If you’re forced to make your way between two parallel lines of people armed with clubs who are intent on thrashing the living daylights out of you and you don’t have the option to sprint like hell in the opposite direction, you are running either the gantlet or the gauntlet, depending upon whom you ask. I’m a “gauntlet” fellow. I find the very sight of “gantlet” fussy and prissy, as if those two lines of assailants are raring to smack you around with doilies.
GEL/JELL
A gel is a jelly; it is also a transparent colored sheet, usually made of plastic, used in stage lighting.
When Jell-O sets, or when one’s master plan takes shape, it either gels or jells.

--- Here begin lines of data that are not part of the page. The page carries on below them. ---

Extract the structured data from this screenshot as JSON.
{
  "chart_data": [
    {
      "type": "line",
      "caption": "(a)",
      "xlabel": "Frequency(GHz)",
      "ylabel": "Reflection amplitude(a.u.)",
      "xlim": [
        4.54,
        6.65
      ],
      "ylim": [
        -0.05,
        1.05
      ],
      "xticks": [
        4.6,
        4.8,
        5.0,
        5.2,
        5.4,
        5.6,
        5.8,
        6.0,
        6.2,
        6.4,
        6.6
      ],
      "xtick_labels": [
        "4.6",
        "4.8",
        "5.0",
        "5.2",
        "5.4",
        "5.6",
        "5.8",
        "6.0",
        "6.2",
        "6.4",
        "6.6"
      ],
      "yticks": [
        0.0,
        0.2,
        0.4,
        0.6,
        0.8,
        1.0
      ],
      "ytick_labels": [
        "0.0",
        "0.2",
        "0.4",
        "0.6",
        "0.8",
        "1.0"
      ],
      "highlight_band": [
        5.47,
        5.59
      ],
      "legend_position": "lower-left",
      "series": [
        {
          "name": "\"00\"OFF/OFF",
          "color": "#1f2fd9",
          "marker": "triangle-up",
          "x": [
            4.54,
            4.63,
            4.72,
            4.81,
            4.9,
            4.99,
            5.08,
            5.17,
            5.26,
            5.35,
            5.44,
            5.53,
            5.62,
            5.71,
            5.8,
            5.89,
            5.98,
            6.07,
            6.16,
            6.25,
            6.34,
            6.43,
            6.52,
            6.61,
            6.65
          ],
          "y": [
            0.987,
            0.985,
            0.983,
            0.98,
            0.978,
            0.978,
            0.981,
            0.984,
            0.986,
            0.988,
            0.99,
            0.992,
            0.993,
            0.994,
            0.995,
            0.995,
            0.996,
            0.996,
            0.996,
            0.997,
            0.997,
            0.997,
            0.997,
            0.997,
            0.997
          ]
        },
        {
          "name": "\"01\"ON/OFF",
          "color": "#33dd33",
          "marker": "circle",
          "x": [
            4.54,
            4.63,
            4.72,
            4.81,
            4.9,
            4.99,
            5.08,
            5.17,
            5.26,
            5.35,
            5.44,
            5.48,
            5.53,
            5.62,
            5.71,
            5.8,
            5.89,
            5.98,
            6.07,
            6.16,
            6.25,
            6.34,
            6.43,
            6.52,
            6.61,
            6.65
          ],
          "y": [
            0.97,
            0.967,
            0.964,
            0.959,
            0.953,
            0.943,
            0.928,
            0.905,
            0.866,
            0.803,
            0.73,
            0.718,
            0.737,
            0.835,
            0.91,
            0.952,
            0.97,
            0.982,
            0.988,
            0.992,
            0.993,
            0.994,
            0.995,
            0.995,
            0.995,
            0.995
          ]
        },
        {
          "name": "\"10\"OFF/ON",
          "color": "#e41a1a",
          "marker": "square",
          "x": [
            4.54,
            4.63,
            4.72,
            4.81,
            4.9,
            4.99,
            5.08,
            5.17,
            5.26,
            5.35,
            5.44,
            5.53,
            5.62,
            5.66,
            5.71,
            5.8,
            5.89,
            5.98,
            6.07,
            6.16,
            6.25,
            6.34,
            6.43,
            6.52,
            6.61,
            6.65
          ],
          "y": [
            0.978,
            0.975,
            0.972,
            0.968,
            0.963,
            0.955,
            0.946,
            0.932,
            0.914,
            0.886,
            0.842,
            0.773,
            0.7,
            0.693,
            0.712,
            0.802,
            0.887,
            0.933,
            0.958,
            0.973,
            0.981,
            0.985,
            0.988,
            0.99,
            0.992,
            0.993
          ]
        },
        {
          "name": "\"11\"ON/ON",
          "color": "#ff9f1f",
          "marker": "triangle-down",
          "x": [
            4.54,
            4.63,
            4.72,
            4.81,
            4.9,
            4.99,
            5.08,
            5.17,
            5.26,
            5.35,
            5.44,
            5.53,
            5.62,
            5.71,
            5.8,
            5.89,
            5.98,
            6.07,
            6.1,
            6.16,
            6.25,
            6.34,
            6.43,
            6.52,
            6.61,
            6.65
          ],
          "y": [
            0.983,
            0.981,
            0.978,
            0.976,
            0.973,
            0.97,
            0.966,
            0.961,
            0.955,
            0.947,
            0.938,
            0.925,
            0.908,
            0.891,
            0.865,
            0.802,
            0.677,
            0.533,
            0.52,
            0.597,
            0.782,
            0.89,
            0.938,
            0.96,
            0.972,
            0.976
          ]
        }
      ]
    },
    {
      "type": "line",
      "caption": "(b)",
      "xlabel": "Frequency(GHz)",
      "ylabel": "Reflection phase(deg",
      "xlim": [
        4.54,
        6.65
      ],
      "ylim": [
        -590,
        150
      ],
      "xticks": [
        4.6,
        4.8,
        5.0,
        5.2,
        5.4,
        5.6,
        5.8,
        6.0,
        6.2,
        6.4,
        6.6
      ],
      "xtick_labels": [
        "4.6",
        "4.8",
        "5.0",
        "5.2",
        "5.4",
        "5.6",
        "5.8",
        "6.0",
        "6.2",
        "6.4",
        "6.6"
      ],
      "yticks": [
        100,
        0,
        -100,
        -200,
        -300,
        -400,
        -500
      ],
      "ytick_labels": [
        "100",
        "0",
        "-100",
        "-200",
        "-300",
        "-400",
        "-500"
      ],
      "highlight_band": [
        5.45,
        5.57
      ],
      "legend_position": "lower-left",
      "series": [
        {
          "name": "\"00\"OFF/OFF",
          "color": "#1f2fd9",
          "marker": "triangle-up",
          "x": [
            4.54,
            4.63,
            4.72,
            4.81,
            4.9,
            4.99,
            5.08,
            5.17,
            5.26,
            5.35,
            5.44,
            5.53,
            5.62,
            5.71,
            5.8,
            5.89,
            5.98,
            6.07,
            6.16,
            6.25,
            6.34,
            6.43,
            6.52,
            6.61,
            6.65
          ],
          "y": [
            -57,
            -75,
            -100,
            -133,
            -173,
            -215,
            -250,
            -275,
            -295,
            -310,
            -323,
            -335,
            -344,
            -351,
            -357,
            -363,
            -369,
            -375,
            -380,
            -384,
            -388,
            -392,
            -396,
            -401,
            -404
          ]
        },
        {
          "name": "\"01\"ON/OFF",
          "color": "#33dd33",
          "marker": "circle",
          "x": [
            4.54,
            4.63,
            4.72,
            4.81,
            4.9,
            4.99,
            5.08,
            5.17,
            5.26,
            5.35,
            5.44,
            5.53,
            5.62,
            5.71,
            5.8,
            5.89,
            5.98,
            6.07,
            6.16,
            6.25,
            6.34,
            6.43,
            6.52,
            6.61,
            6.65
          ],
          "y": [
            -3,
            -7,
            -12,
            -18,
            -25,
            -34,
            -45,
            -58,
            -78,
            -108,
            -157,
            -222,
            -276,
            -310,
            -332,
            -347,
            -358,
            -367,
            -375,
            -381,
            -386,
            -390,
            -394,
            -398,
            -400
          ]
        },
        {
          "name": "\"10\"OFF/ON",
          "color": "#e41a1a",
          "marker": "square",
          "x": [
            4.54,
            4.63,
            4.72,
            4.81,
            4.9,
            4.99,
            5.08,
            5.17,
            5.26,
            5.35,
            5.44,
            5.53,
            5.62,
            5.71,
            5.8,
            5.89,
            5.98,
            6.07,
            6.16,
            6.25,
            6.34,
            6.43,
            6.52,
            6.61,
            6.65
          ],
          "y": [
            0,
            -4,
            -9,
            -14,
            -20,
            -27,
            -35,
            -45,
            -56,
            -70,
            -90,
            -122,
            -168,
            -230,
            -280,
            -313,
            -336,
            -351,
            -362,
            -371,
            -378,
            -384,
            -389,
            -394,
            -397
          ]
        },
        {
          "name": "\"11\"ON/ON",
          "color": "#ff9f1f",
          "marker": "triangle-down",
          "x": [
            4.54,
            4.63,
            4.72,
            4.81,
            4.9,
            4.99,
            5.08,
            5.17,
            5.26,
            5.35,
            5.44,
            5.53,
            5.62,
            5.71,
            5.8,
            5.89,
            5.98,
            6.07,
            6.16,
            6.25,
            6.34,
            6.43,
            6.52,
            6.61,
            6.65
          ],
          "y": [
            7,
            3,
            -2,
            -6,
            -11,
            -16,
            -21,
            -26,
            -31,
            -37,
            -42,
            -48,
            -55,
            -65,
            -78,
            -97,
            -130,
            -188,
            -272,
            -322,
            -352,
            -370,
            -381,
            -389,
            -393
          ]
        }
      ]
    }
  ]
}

I like “jells.”
GIBE/JIBE/JIVE
There’s a lot of etymological muddiness here, but you’ll be on solid ground if you use “gibe” to mean (as a noun) a sneering taunt or (as a verb) to deride, and “jibe” to mean agree with or align.
The periodically encountered use of “jive” to mean “jibe” (“I’m so pleased that our plans for the weekend jive”) is unsupportable, etymologically or any other -ly.
GRAVELY/GRAVELLY
“Gravely” is an adverb denoting seriousness, as one may become gravely ill.
“Gravelly” is an adjective characterizing a collection of pebbles and other bits of rock, as in a gravelly road, or roughness, as in a raspy, gravelly voice.
GRISLY/GRISTLY/GRIZZLY/GRIZZLED
Gory crimes are grisly.
Tough meat is gristly.
Some bears are grizzly.
Mistaken references to “grizzly crimes” (unless committed by actual bears, in which case OK) are extremely popular, always good for a chuckle, and to be avoided strenuously.
“Grizzled” refers to hair streaked with gray—and, by extension, it makes a decent synonym for “old.” It does not mean, as many people seem to think it does, either unkempt or rugged.
HANGAR/HANGER
One puts a plane in a hangar.
One hangs a coat on a hanger.
The underappreciated cut of beef found suspended*19 from a cow’s diaphragm is hanger steak.
HANGED/HUNG
Criminals are hanged.
Paintings are hung. Some. Also men. Some.
HARDY/HEARTY
Hardy people are able to cope with hardship; they are plucky, doughty, intrepid, indomitable.
Hearty people have a lot of hear
t; they are spirited and ebullient and cheerful, often in a loud, demonstrative, and irritating fashion.
A rich, nourishing soup or stew is hearty.
HAWK/HOCK
Verbwise, to hawk (outside discussion of birds, that is) is to sell and to hock is to pawn.
As to loogies, you may either (traditionally) hawk them or (popularly) hock them.
To hork, should you need to know this, is to vomit or to…well, there are a few other definitions, most of them disgusting.
HISTORIC/HISTORICAL
“Historic” denotes significance, as the passing of the Civil Rights Act was a historic event.
“Historical” simply denotes presence in the past.